Consider the self-employed

Alison Steed

Alison Steed

There were shocking revelations last month from the Department for Work and Pensions about how self-employed people in the UK fail to put money into pensions for their retirement.

Well, I say shocking, but I am being more than a little tongue-in-cheek with that statement because it really comes as little surprise to me whatsoever and I am sure it is of little shock to you as experts in this field.

But I do think what the DWP is discussing in its auto-enrolment evaluation report 2019 is important to consider for a number of reasons.

There are currently 5m people – 15 per cent of the UK’s working population of 32m – who are self-employed, up from 3.3m in 2001, made up of all sorts of people including those who have actually retired but continue to work freelance as consultants, and others working in the so-called gig economy.

Yet the number of self-employed people paying into a pension has decreased from 27 per cent in 2008-9 to just 15 per cent in 2017-18.

While these figures are woefully low and clearly show there is a need to encourage the self-employed to plan ahead for their retirement, it is still no surprise to me.

There are a number of suggestions put forward on page 92 in the report as to why these figures have fallen, including the movement of people in and out of self-employment, older workers who may have already retired and are receiving a pension still working on contracts to extend their working life, and more women becoming self-employed.

There is a nod to the effect of the economic downturn and its aftermath, and in my opinion this is likely to have delivered more than a glancing blow.

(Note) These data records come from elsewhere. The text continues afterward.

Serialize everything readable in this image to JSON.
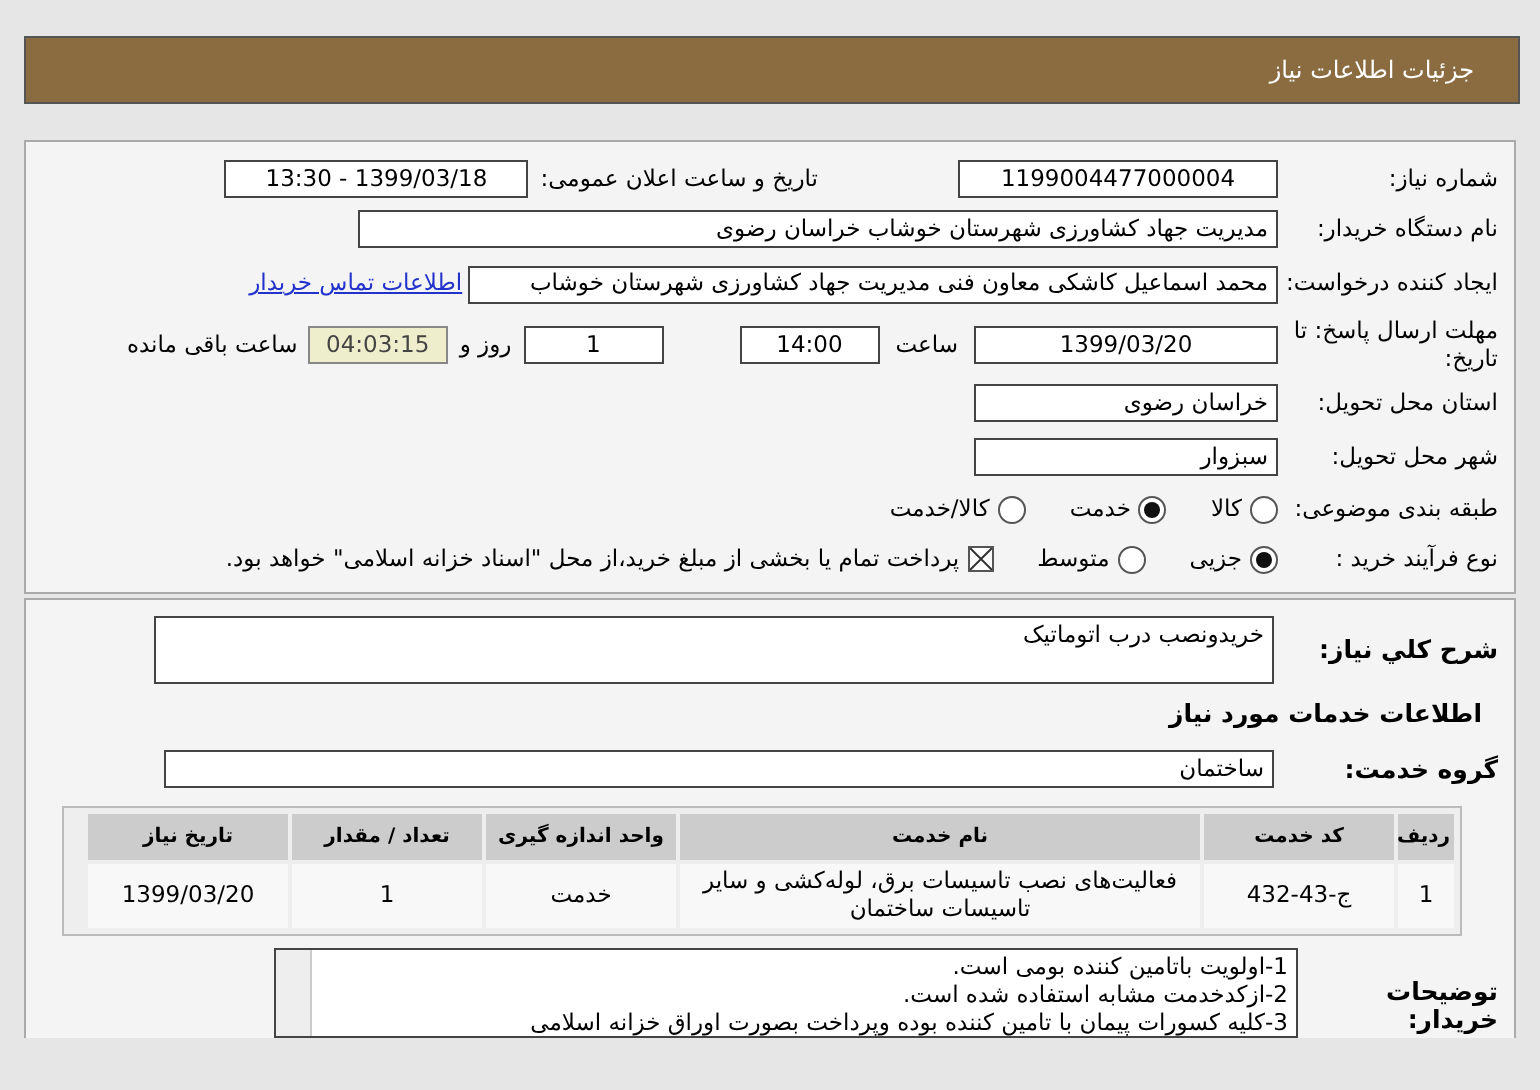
{
  "header": {
    "title": "جزئیات اطلاعات نیاز"
  },
  "need_number": {
    "label": "شماره نیاز:",
    "value": "1199004477000004"
  },
  "announce": {
    "label": "تاریخ و ساعت اعلان عمومی:",
    "value": "1399/03/18 - 13:30"
  },
  "buyer_org": {
    "label": "نام دستگاه خریدار:",
    "value": "مدیریت جهاد کشاورزی شهرستان خوشاب خراسان رضوی"
  },
  "requester": {
    "label": "ایجاد کننده درخواست:",
    "value": "محمد اسماعیل کاشکی معاون فنی مدیریت جهاد کشاورزی شهرستان خوشاب",
    "link": "اطلاعات تماس خریدار"
  },
  "deadline": {
    "label": "مهلت ارسال پاسخ: تا تاریخ:",
    "date": "1399/03/20",
    "time_label": "ساعت",
    "time": "14:00",
    "days": "1",
    "days_label": "روز و",
    "remaining": "04:03:15",
    "remaining_label": "ساعت باقی مانده"
  },
  "province": {
    "label": "استان محل تحویل:",
    "value": "خراسان رضوی"
  },
  "city": {
    "label": "شهر محل تحویل:",
    "value": "سبزوار"
  },
  "category": {
    "label": "طبقه بندی موضوعی:",
    "options": [
      {
        "label": "کالا",
        "selected": false
      },
      {
        "label": "خدمت",
        "selected": true
      },
      {
        "label": "کالا/خدمت",
        "selected": false
      }
    ]
  },
  "process": {
    "label": "نوع فرآیند خرید :",
    "options": [
      {
        "label": "جزیی",
        "selected": true
      },
      {
        "label": "متوسط",
        "selected": false
      }
    ],
    "payment": {
      "label": "پرداخت تمام یا بخشی از مبلغ خرید،از محل \"اسناد خزانه اسلامی\" خواهد بود.",
      "checked": true
    }
  },
  "summary": {
    "label": "شرح کلي نياز:",
    "value": "خریدونصب درب اتوماتیک"
  },
  "services_title": "اطلاعات خدمات مورد نیاز",
  "service_group": {
    "label": "گروه خدمت:",
    "value": "ساختمان"
  },
  "table": {
    "columns": [
      "ردیف",
      "کد خدمت",
      "نام خدمت",
      "واحد اندازه گیری",
      "تعداد / مقدار",
      "تاریخ نیاز"
    ],
    "rows": [
      [
        "1",
        "ج-43-432",
        "فعالیت‌های نصب تاسیسات برق، لوله‌کشی و سایر تاسیسات ساختمان",
        "خدمت",
        "1",
        "1399/03/20"
      ]
    ]
  },
  "buyer_notes": {
    "label": "توضیحات خریدار:",
    "lines": [
      "1-اولویت باتامین کننده بومی است.",
      "2-ازکدخدمت مشابه استفاده شده است.",
      "3-کلیه کسورات پیمان با تامین کننده بوده وپرداخت بصورت اوراق خزانه اسلامی"
    ]
  }
}
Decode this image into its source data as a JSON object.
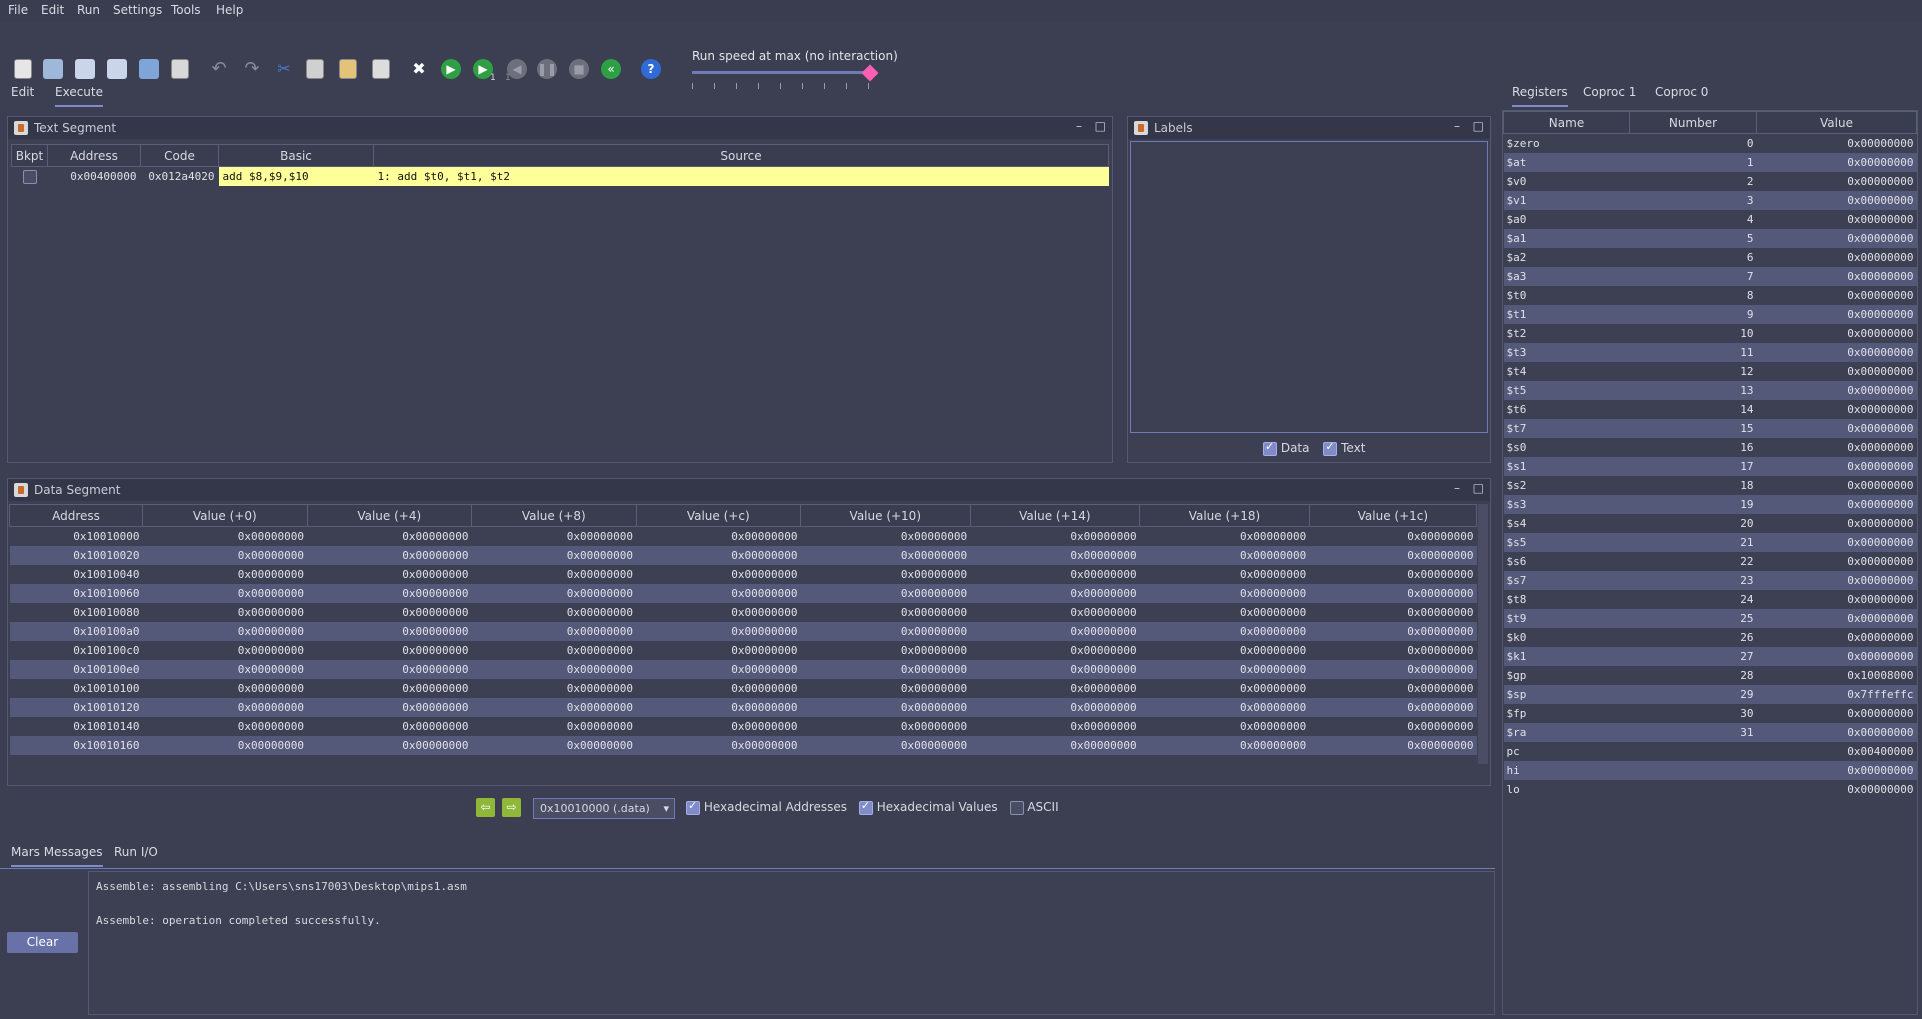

The self-employed are in a far more precarious position than their employed counterparts.

Self-employed challenges

For example, there is no sick pay, no employer contributing to a pension for you and no redundancy pay if you are out of work.

There are major pluses however, the freedom to work as and when you want, for who you want and to take on or turn down projects at will.

However, and perhaps more importantly given the figures on how the number of self-employed pension contributors have fallen by almost half in just under a decade, there are no pay rises year-on-year as there typically are for employees.

In fact, I remember very well how one of the biggest companies I was writing for back in 2008 at the time of the financial crisis told me it could no longer afford to pay freelancers the same rate as it had been and reduced its rates by one-third.

I could like it or lump it, but I needed the work, so I carried on.

Many things have changed since then, with revenues for businesses recovering for the most part.